Ziskeit

Great-Aunt Ruthie grew up in a cozy Jewish Chicago neighborhood. Her childhood was full of Yiddish and Jewish foods. While family traditions changed over time, Judaism stayed central to her identity.


Warm was a word you could put to my Great-Aunt Ruthie’s upbringing, especially in the fall of 1966. Ziskeit, sweetness, might be even better.  

Living in an unequivocally Jewish Chicago neighborhood, young Ruthie had much to look forward to that b’nai mitzvah year. Years of ballroom dancing lessons from the Arcadia Terrace Park District left her eagerly prepared for these special events and the large parties that followed. She remembers them fondly, as shared moments of excitement and joy across the community. 

Ruthie’s neighborhood was so Jewish-ly populated that she was made to wait eight months past her twelfth birthday before she could have her own coming-of-age ceremony. Then, on an unassuming Friday night in March, she stood before her congregation to recite her parsha. 

She says she still remembers almost every word.

Conservative Judaism was passed down to Ruthie from a long line of Yiddish-speaking immigrants. She fondly remembers conversations between her mother Leah and Leah’s girlfriends, when Ruthie couldn’t quite speak Yiddish but could certainly understand it. 

As yellow afternoon light flooded in through the windows of their modest apartment, Ruthie’s mother spent hours gossipping about everything under the sun, both to her friends, and to an audience larger than she thought. 

Occasionally, a girlfriend would pause and whisper, “Eyr frarshteyn?” Does she understand?

Leah’s response: “A bissel, a bissel.” 

These words, “a little, a little,” are one way to describe Ruthie’s Jewish childhood. Things were rarely done exactly by the book. Moreso, her family followed what they liked of the scripture, along with a little bit of familial charm. A little from here, a little from there. 

Now, Ruthie says, that is the way she tries to maintain her Jewish life. Although she is long removed from the urban Chicago streets of her youth, she remains influenced by her mother’s words and youthful memories. 

She still holds onto her Yiddish language, and threw in many words during our conversation. But what she remembers most is the food, and her eyes grew large and glassy as she recalled her grandmother’s soups and kichlach. 

But there was no true typical Shabbat meal for her family. As much as Ruthie would have liked to continue eating her family’s brisket and rugelach forever, as her mother became very ill later in Ruthie’s teenage years, the family would slowly abandon these traditional meals. 

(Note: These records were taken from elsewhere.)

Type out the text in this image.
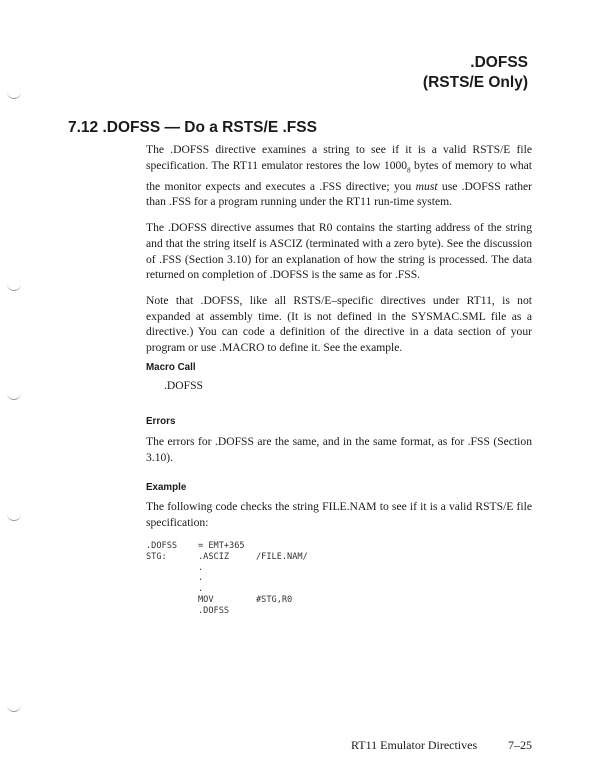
.DOFSS
(RSTS/E Only)
7.12 .DOFSS — Do a RSTS/E .FSS

The .DOFSS directive examines a string to see if it is a valid RSTS/E file specification. The RT11 emulator restores the low $1000_8$ bytes of memory to what the monitor expects and executes a .FSS directive; you must use .DOFSS rather than .FSS for a program running under the RT11 run-time system.

The .DOFSS directive assumes that R0 contains the starting address of the string and that the string itself is ASCIZ (terminated with a zero byte). See the discussion of .FSS (Section 3.10) for an explanation of how the string is processed. The data returned on completion of .DOFSS is the same as for .FSS.

Note that .DOFSS, like all RSTS/E–specific directives under RT11, is not expanded at assembly time. (It is not defined in the SYSMAC.SML file as a directive.) You can code a definition of the directive in a data section of your program or use .MACRO to define it. See the example.

Macro Call
.DOFSS
Errors

The errors for .DOFSS are the same, and in the same format, as for .FSS (Section 3.10).

Example

The following code checks the string FILE.NAM to see if it is a valid RSTS/E file specification:

.DOFSS = EMT+365
STG:	.ASCIZ	/FILE.NAM/
.
.
.
MOV	#STG,R0
.DOFSS
RT11 Emulator Directives	7–25
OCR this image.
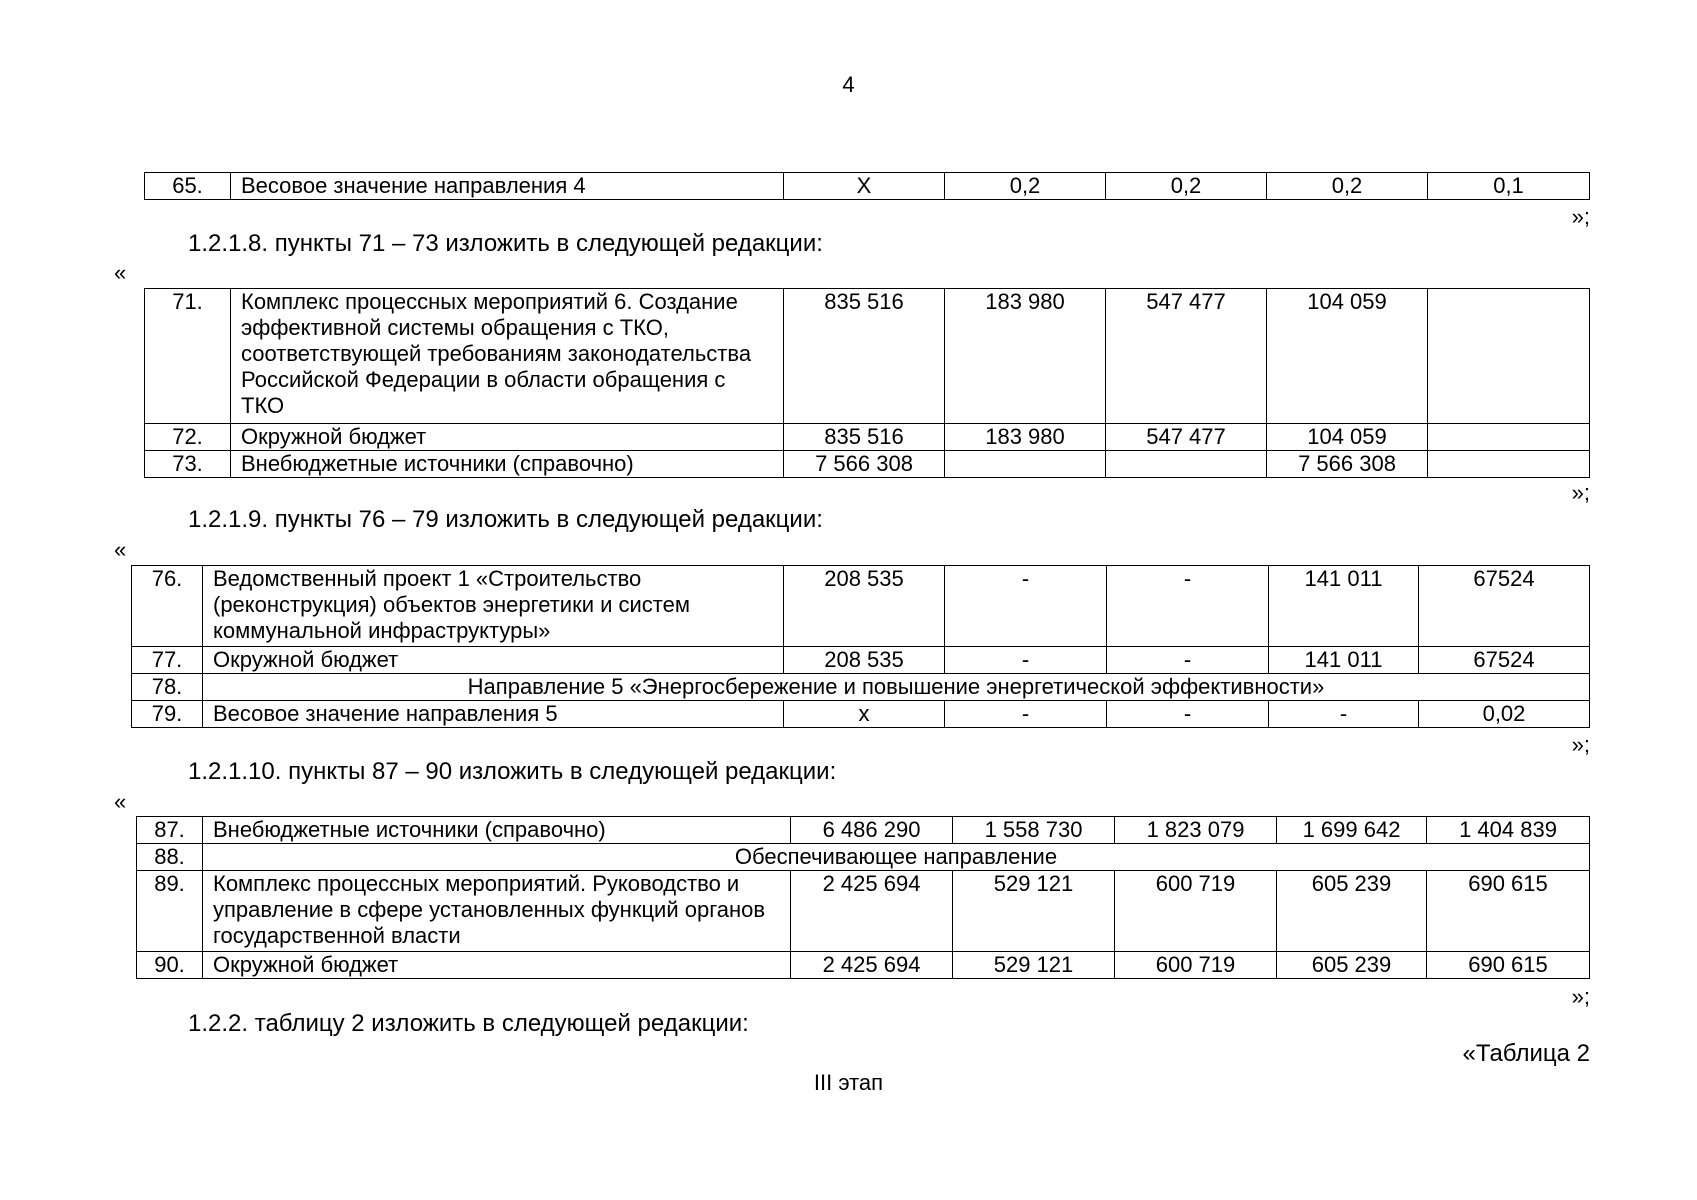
4
65.	Весовое значение направления 4	X	0,2	0,2	0,2	0,1
»;
1.2.1.8. пункты 71 – 73 изложить в следующей редакции:
«
71.	Комплекс процессных мероприятий 6. Создание эффективной системы обращения с ТКО, соответствующей требованиям законодательства Российской Федерации в области обращения с ТКО	835 516	183 980	547 477	104 059	
72.	Окружной бюджет	835 516	183 980	547 477	104 059	
73.	Внебюджетные источники (справочно)	7 566 308			7 566 308	
»;
1.2.1.9. пункты 76 – 79 изложить в следующей редакции:
«
76.	Ведомственный проект 1 «Строительство (реконструкция) объектов энергетики и систем коммунальной инфраструктуры»	208 535	-	-	141 011	67524
77.	Окружной бюджет	208 535	-	-	141 011	67524
78.	Направление 5 «Энергосбережение и повышение энергетической эффективности»					
79.	Весовое значение направления 5	x	-	-	-	0,02
»;
1.2.1.10. пункты 87 – 90 изложить в следующей редакции:
«
87.	Внебюджетные источники (справочно)	6 486 290	1 558 730	1 823 079	1 699 642	1 404 839
88.	Обеспечивающее направление					
89.	Комплекс процессных мероприятий. Руководство и управление в сфере установленных функций органов государственной власти	2 425 694	529 121	600 719	605 239	690 615
90.	Окружной бюджет	2 425 694	529 121	600 719	605 239	690 615
»;
1.2.2. таблицу 2 изложить в следующей редакции:
«Таблица 2
III этап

Matzoh ball soup was replaced with Chinese takeout, and over time, their family’s traditions molded to meet her mother’s needs. Bissel-bissel, or little by little, Ruthie began to see the purpose of Judaism in her life shift from something exclusively spiritual to something much more communal. 

She recalls with laughter how her Zayde would lead Pesach seders, rushing through the Haggadah in prattling Hebrew so the family would have enough time to do what really mattered to them: twirling through the kitchen in their finest holiday clothes, belting Yiddish songs, and devouring little Pesach cakes. 

This all brings Ruthie to her current definition of Conservatism. More than a means of connecting to God, it is a means of connecting to her family. Although she married outside of her religion, she raised her daughter with the inclusive Jewish values that danced around her youth. 

There is a certain grit, she says, to being Jewish. A certain cleverness, too. Now, although she rarely attends synagogue and concentrates most of her religious experience into the high holidays, she has not lost sight of her original Jewish principles. 

All that matters, she says, is goodness. Goodness, strength, and ziskeit.